Now arrives Baker’s largest production to date, The Florida Project, further deepening the director’s interest in those living at the edges of the American Dream. It’s a wondrous world as seen through the eyes of the six year old Moonee (a star-making performance from little first-timer Brooklynn Prince) as she lives with her post-teen mother Hallee (another newcomer, Bria Vinaite who is downright feral in the role) in a kitschy purple motel called The Magic Castle. Despite Willem Defoe’s dogged upkeep, the motel is unmistakably a rundown dump, it seems like a cheap bootleg knock-off of Cinderella’s castle at Disney World, just one town over but a world away. To Moonee and her small posse of under-supervised friends, the empty lots, gaudy tourist stands and the eccentric gallery of motel guests open up endless opportunities for adventure but one can feel that the center can’t hold forever for these semi-destitute denizens of this decidedly non-magical kingdom.

Helicopters are constantly buzzing the humid skies overhead but Hallie is the opposite of what you’d call a “helicopter mom.” I’m sure there will be great discomfort from many modern parents watching Moonee and her friends (none seeming older than eight) as they wander between the motels on the strip and a little ice cream shop, and through fields, and into creeks, and everything we wouldn’t think twice about seeing in the Our Gang series (Baker has enjoyed pointing out the comparison). But Hallie, who lost her job stripping, is the sort of mom our society loves to excoriate, despite how hard we see her working hustling wholesale perfumes in more upscale hotel parking lots. Hallie’s vulnerability in this transient, rootless world gets increasingly difficult to witness although the children’s endless enthusiasm for the smallest things keep the gloom from settling in for as long as that can last.
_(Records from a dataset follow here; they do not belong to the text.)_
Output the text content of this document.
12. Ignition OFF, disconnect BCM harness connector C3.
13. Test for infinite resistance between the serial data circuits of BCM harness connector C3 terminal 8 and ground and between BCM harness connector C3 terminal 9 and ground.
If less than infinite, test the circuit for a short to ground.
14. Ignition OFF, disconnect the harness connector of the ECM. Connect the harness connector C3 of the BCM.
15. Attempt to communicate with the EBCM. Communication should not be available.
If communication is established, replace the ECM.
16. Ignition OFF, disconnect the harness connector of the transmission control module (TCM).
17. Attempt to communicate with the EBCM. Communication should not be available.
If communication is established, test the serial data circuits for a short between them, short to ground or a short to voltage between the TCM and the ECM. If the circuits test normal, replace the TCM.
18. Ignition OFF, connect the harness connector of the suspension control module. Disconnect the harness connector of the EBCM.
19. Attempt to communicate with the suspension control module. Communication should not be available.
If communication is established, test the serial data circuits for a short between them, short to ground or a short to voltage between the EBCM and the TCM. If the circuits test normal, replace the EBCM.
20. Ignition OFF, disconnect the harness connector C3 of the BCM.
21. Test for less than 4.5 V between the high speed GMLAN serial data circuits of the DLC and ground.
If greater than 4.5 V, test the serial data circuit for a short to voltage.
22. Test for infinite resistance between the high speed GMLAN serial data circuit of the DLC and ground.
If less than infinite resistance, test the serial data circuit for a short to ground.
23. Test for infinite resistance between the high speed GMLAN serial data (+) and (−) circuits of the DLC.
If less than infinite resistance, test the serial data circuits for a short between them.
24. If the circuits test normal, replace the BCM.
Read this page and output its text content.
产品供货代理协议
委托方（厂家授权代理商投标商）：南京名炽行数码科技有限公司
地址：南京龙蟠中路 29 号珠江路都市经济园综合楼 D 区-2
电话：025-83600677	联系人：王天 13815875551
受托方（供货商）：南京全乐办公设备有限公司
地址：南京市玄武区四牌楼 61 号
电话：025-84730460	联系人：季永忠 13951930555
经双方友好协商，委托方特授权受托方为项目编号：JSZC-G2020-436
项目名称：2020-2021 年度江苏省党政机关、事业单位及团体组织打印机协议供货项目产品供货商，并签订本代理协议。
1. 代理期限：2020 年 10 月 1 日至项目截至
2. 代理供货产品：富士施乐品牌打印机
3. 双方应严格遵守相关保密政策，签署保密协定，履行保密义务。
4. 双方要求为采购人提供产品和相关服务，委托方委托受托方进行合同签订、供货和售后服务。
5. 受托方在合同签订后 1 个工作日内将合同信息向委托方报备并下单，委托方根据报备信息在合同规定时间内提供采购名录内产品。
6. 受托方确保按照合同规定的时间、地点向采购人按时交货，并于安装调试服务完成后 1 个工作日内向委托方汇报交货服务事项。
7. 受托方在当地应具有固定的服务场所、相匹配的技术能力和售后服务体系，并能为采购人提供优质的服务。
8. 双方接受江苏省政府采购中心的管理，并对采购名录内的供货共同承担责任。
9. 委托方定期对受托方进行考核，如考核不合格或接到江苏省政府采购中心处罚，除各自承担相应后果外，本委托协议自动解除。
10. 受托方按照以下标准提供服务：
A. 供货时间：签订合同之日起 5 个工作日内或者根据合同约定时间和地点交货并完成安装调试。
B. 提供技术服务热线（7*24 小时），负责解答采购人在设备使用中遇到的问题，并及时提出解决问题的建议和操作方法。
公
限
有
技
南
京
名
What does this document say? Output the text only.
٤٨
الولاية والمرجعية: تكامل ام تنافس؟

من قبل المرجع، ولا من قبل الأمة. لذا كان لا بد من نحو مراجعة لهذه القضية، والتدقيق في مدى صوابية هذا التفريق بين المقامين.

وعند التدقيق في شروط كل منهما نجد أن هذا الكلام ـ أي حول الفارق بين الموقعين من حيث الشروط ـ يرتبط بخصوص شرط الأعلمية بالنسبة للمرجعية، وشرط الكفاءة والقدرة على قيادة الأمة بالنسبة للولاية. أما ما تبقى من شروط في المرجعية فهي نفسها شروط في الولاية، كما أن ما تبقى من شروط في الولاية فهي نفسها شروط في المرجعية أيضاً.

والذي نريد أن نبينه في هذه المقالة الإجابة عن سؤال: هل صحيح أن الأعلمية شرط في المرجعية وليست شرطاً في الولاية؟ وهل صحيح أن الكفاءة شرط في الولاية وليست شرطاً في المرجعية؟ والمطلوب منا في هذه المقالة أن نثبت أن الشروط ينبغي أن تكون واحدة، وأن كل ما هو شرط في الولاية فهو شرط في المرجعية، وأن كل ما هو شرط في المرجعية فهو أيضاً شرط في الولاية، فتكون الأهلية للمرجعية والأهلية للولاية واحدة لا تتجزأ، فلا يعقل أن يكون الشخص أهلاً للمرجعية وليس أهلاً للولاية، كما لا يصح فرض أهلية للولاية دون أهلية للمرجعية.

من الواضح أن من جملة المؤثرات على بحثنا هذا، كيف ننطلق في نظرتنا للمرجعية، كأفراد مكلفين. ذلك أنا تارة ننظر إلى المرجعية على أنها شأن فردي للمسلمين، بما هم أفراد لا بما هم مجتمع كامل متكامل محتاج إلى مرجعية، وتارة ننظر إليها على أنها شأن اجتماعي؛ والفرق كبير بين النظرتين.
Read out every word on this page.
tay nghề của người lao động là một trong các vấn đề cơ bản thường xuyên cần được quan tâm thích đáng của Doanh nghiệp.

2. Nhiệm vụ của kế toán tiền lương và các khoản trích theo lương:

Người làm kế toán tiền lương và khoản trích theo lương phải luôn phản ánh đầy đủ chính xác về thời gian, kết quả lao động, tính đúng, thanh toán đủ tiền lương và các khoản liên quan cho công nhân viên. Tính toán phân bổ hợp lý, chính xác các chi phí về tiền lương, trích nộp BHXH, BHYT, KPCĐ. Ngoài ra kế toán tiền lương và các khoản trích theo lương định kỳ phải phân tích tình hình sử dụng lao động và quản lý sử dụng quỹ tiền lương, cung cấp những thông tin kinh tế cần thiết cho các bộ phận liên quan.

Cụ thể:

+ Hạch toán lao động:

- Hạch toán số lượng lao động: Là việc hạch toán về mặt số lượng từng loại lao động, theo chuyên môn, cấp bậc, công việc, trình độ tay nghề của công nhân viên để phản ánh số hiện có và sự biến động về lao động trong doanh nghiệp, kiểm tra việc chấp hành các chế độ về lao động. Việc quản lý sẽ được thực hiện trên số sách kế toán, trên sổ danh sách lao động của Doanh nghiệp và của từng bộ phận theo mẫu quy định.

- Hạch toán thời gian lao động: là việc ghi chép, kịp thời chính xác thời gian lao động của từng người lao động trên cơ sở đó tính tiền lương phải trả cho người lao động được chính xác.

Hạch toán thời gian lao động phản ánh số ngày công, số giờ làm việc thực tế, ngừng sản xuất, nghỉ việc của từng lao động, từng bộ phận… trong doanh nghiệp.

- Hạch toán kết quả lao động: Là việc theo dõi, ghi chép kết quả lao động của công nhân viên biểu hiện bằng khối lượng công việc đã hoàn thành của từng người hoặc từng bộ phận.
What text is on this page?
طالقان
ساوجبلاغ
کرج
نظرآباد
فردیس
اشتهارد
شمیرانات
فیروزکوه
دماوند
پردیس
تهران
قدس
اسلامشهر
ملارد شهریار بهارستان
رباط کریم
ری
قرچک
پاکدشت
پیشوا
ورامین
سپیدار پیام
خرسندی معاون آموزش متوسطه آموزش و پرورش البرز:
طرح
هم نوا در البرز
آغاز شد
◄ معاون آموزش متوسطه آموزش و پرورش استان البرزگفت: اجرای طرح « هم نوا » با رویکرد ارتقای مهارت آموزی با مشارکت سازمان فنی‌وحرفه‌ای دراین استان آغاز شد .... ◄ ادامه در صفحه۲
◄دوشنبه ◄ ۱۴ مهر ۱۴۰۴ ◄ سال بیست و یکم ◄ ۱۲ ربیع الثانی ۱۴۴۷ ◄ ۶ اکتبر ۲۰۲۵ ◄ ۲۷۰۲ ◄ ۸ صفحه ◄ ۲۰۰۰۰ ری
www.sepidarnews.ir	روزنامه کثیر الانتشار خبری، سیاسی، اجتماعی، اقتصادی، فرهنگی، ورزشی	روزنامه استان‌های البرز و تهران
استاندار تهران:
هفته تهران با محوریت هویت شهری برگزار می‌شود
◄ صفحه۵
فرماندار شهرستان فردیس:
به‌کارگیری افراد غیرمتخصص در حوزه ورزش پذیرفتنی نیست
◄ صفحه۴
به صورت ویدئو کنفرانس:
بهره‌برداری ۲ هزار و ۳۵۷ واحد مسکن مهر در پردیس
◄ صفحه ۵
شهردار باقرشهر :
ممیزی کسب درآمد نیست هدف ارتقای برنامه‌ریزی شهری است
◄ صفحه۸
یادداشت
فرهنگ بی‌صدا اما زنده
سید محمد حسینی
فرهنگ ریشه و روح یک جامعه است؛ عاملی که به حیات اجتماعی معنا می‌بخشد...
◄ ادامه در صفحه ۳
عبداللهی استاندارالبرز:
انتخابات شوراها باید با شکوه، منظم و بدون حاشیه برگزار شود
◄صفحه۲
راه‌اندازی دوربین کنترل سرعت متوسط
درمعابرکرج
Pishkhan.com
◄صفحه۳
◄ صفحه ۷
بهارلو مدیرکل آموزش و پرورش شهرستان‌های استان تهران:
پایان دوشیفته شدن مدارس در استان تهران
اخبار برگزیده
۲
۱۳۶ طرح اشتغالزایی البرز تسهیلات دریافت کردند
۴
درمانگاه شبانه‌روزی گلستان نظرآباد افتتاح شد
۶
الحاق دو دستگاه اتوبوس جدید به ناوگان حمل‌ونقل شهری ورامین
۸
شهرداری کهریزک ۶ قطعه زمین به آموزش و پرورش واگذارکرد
In England and throughout Europe, some of their most prestigious filmmakers have spent years chronicling working class lives, from Ken Loach and Mike Leigh to Belgium’s Dardenne Brothers. In the U.S., where beliefs that we’re a classless society die hard and that wealth equals character (how else can you explain our President, who seems impoverished in every moral virtue?) it is hard to think of any director who would be described as “The Poet of the Working Class.” The advance work and improvisation Baker encourages in his filmmaking process set his films noticeably closer to the real world, and not just an L.A. studio’s imagining of the real world. Baker also get closer to his characters, letting us see them as their beautiful and sometimes contradictory selves. It’s a fantastic galaxy we rarely see from U.S. directors, particularly fiction directors, and its as rich and as captivating as anything Marvel imagineers are dreaming up. The film is being positioned as the indie must-see of the season and The Florida Project is more than worthy of that status.